The truth was you didn't know. You hadn't thought it out that far. You knew you wanted your husband back. In what capacity you had no clue. Your future was cloudy. Your future days were blurry at best. But planning for the future was never your strong suit. Breanne doesn't think; she just goes--that's what the saying was. And what your mind was telling you right now was that you had to be together with your husband. No more detail than that was necessary. To separate, to divorce, was not in your plans. You couldn't let that happen. You would never let something opposite to what you wanted happen. You always got your way. That's why it was called your way.
Maybe it was foolish to think that you could just come back and he would just take you back. You've always had an easier time dispensing forgiveness than asking for it. That probably stems from your sense of infallibility, your vanity, or maybe your sense of entitlement. But you weren't asking for much. You weren't asking him to forget what you'd done. All you were asking him was to forgive you. That didn't seem so difficult. Divorcing you wasn't forgiveness. That was quite the opposite, actually. Divorcing you meant that whatever your efforts to show contrition had been met with failure. You hadn't done enough, said enough to show just how sorry you were.
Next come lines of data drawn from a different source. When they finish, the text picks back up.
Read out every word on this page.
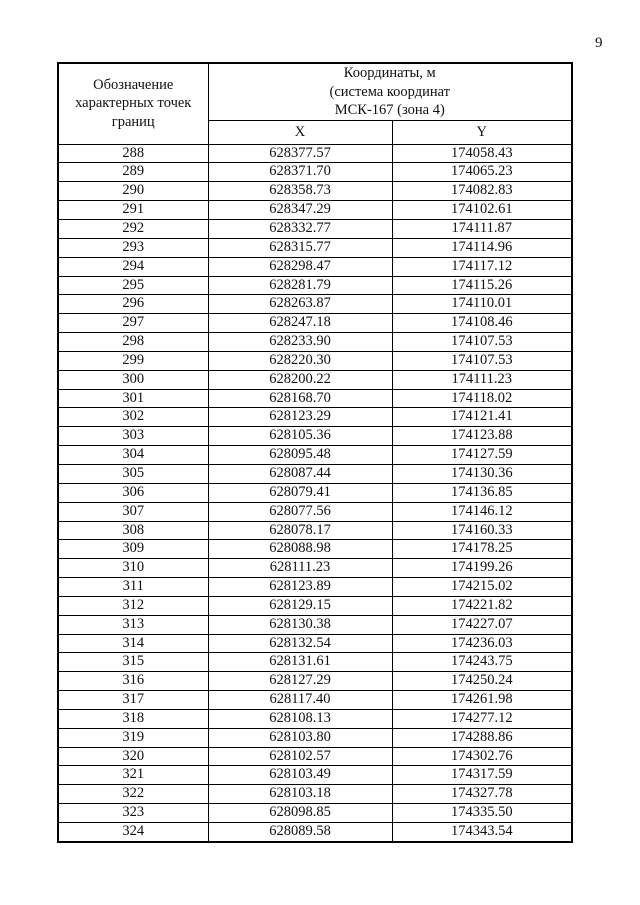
9
Обозначение характерных точек границ	Координаты, м
(система координат
МСК-167 (зона 4)	

	X	Y
288	628377.57	174058.43
289	628371.70	174065.23
290	628358.73	174082.83
291	628347.29	174102.61
292	628332.77	174111.87
293	628315.77	174114.96
294	628298.47	174117.12
295	628281.79	174115.26
296	628263.87	174110.01
297	628247.18	174108.46
298	628233.90	174107.53
299	628220.30	174107.53
300	628200.22	174111.23
301	628168.70	174118.02
302	628123.29	174121.41
303	628105.36	174123.88
304	628095.48	174127.59
305	628087.44	174130.36
306	628079.41	174136.85
307	628077.56	174146.12
308	628078.17	174160.33
309	628088.98	174178.25
310	628111.23	174199.26
311	628123.89	174215.02
312	628129.15	174221.82
313	628130.38	174227.07
314	628132.54	174236.03
315	628131.61	174243.75
316	628127.29	174250.24
317	628117.40	174261.98
318	628108.13	174277.12
319	628103.80	174288.86
320	628102.57	174302.76
321	628103.49	174317.59
322	628103.18	174327.78
323	628098.85	174335.50
324	628089.58	174343.54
You would think this would prompt you to do more to earn his trust once more. That's not how you approached obstacles, though.
If he couldn't forgive you that was a failing on his part. You were always taught that all you had to do was show you were sorry, apologize earnestly, and then await the inevitable blessing of being forgiven. It had never occurred to you that if you went through the prior steps that the result would be any different than absolute forgiveness. You weren't even aware of there being any other consequence. From Church to your own business dealings to television and movies--you do wrong, you ask forgiveness, you were forgiven. That's how the progression worked.
"You can't just wish yourself out of this situation. I don't know if we can ever work around this. I don't know if I can ever trust you again. I'm thinking this would be the best solution for both of us."
"How can it be the best for both of us if I don't agree with it? For it to be the best for both of us we both have to want it, to see it. Right now I don't see it being the best solution at all."
"I know you do. I just don't understand why, sugar."
And that's when he walked away, without any further explanation. At the time you thought you had won. He didn't mention any talk of divorce for the rest of the night. But it wasn't till a few weeks later, in therapy, that you realized he hadn't let go of the idea. He had just come to the realization that you weren't ready to see the truth yet. You weren't ready to see that asking forgiveness isn't the same as being deserving of it. You weren't ready to see that wanting to be cleansed of your sins wasn't the same as being clean. You weren't ready to see that wanting to be somebody's wife wasn't the same as somebody wanting you to be their wife.
It would take you a few more months to realize that in a marriage, more than any other relationship, was about giving what you want and what you thought you deserved, and putting in the effort to make sure your optimal outcome came to pass. You couldn't just expect your dreams to happen; you actually had to put in the spit and gristle to make sure that they did. It took you awhile to realize that being in love meant sacrificing being happy sometimes. Sometimes being in love meant making the other person happy in every way at the expense of your pride, your vanity, and, yes, even your stubbornness.